"Toward Robust Stress Prediction in the Age of Wearables: Modeling Perc" by Brandon M. Booth, Hana Vrzakova et al.
 

Toward Robust Stress Prediction in the Age of Wearables: Modeling Perceived Stress in a Longitudinal Study With Information Workers

Abstract

Given the widespread adverse outcomes of stress - exacerbated by the current pandemic - wearable sensing provides unique opportunities for automated stress tracking to inform well-being interventions. However, its success in the wild and at scale depends on the robustness and validity of automated stress inference, which is limited in current systems. In this work, we enumerate the properties of robustness and validity necessary for achieving viable automated stress inference using wearable sensors, and we underscore present challenges to constructing and evaluating these systems.
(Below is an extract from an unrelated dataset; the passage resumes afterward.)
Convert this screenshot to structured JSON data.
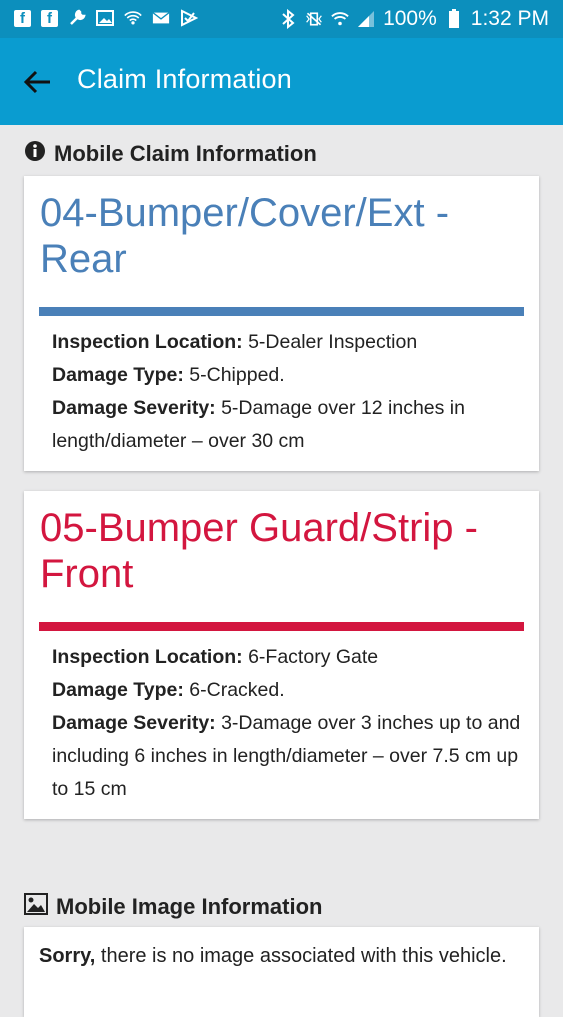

Using these criteria as guiding principles, we present automated stress inference results from a large (N=606) in situ longitudinal wearable and contextual sensing study of information workers. Using a multimodal approach encompassing a wearable sensor, relative location tracking, smartphone usage, and environmental sensing, we trained regression models to predict daily self-reported perceived stress in a participant-independent fashion. Our models significantly outperformed baseline variants with shuffled stress scores and were consistent with small-to-moderate effects. Our findings highlight the performance disparity between robust and valid approaches to automated perceived stress inference and current approaches and suggest that further performance gains might require additional sensing modalities and enhanced contextual awareness than existing approaches.